A Síndrome dos Ovários Policísticos (SOP), uma das alterações hormonais mais prevalentes entre mulheres em idade reprodutiva, passará a ter um novo nome a partir de 2028: Síndrome Ovariana Metabólica Poliendócrina. A mudança, proposta por um consenso internacional de especialistas e anunciada em um congresso de Endocrinologia em Praga, Chéquia, visa aprimorar a compreensão da condição, que vai muito além das questões ginecológicas e reprodutivas.
Atualmente, a SOP é reconhecida por sintomas como irregularidade menstrual, acne, excesso de pelos e dificuldades para engravidar. No entanto, o nome utilizado há décadas não reflete a complexidade total da síndrome, que afeta cerca de 170 milhões de mulheres globalmente. A nova nomenclatura busca evidenciar os importantes impactos metabólicos e hormonais que podem acarretar consequências significativas para a saúde ao longo da vida.
Uma Mudança para Ampliar a Consciência
A ginecologista Ana Carolina Sá, professora do Departamento de Ginecologia e Obstetrícia da Faculdade de Medicina de Ribeirão Preto (FMRP) da USP, explica que a síndrome geralmente se manifesta na adolescência, após as primeiras menstruações. “A síndrome acomete mulheres em idade reprodutiva. Normalmente ela se manifesta já desde as primeiras menstruações”, afirma.
A condição é caracterizada por um conjunto de alterações hormonais que interferem no funcionamento do sistema reprodutor feminino, resultando em ciclos menstruais irregulares e aumento da produção de testosterona pelos ovários. Esse excesso de hormônios masculinos pode levar a acne, pele oleosa, crescimento excessivo de pelos e queda de cabelo. Além disso, a SOP é uma causa comum de infertilidade, pois a mulher pode não ovular todos os meses.

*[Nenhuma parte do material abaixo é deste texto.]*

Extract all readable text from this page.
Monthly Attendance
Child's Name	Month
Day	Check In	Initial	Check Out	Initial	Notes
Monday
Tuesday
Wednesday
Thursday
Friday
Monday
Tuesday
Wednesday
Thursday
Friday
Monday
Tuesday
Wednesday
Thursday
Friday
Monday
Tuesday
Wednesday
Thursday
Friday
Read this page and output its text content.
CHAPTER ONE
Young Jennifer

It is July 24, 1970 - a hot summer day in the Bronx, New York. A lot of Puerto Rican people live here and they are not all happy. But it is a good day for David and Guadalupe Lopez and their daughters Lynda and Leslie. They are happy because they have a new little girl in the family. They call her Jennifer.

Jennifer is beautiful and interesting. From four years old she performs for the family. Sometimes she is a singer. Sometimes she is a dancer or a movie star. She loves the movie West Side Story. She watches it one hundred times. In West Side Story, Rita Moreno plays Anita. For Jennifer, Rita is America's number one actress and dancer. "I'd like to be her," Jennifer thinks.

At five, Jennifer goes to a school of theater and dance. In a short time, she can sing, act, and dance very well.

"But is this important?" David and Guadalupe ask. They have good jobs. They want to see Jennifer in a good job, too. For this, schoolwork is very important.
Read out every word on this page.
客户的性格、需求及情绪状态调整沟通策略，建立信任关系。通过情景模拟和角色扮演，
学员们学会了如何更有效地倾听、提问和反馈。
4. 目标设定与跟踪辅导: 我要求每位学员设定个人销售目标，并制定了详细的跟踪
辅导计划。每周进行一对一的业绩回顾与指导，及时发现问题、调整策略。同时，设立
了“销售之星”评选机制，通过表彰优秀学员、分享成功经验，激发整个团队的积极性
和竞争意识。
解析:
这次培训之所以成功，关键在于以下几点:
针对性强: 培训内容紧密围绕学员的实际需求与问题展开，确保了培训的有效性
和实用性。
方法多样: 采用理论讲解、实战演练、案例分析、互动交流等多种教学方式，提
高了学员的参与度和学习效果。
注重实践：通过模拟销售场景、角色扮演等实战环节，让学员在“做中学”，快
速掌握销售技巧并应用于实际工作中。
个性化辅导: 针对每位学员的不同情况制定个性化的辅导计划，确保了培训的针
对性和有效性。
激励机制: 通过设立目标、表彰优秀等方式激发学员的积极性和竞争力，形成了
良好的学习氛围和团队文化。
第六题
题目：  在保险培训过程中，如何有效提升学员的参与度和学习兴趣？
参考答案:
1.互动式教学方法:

O termo “ovários policísticos” refere-se à aparência dos ovários em exames de imagem, onde se observam pequenos folículos que não conseguem amadurecer e liberar um óvulo. Contudo, a professora Ana Carolina Sá ressalta que essa característica é uma consequência, e não a causa da doença. “Eu costumo dizer para os meus alunos que é como a febre na infecção. A febre não é a culpada. Você tem uma infecção que precisa diagnosticar e tratar, e a febre é apenas o sinal de alerta. O ovário repleto de cistos funciona de forma parecida”, compara.
A Revelação dos Riscos Metabólicos Ocultos
Um dos principais motivos para a mudança de nome é o desejo de destacar os impactos metabólicos da SOP. Mulheres com a síndrome têm maior risco de desenvolver resistência à insulina, alterações nos níveis de colesterol (aumento do colesterol ruim e redução do bom), obesidade e doenças cardiovasculares. “Esse aumento dos hormônios masculinos no corpo feminino predispõe a uma piora no perfil lipídico, além de modificações na sensibilidade à insulina”, explica a ginecologista.
Essas alterações favorecem o acúmulo de gordura na região abdominal, um padrão associado a maior risco cardiovascular. Consequentemente, as pacientes têm maior predisposição a desenvolver diabetes, hipertensão arterial e aterosclerose. A professora enfatiza que esses riscos não se limitam a mulheres com excesso de peso: “Nós temos mulheres portadoras da síndrome que são magras, mas que também apresentam resistência à insulina e outras alterações metabólicas”. Apesar de não significar que todas as mulheres com SOP serão obesas, há uma forte associação e predisposição ao ganho de peso.
Diagnóstico e Acompanhamento: O Que Permanece Igual
A inclusão da palavra “metabólica” no novo nome visa garantir que médicos e pacientes compreendam a amplitude da condição. Muitas vezes, a atenção se concentra apenas nos sintomas ginecológicos, negligenciando os riscos metabólicos. “Se o médico não tem essa consciência de que a síndrome envolve a questão metabólica também, ele vai tratar a irregularidade menstrual e o excesso de pelos, mas pode deixar de investigar alterações importantes como diabetes, hipertensão e dislipidemias”, alerta Ana Carolina.
Apesar da mudança de nomenclatura, os critérios de diagnóstico e as formas de tratamento permanecem os mesmos. O acompanhamento continua focado na avaliação dos sintomas hormonais, na regularização dos ciclos menstruais e no monitoramento dos fatores de risco metabólicos. “Tudo continua igual, tanto a forma de fazer diagnóstico quanto os exames solicitados e os tratamentos utilizados”, afirma a professora. Ela reforça que a síndrome não possui cura definitiva, mas pode ser efetivamente controlada com acompanhamento médico adequado, visando uma melhor qualidade de vida e prevenção de complicações a longo prazo. “A mudança do nome vem para chamar atenção para a relevância da questão metabólica”, conclui.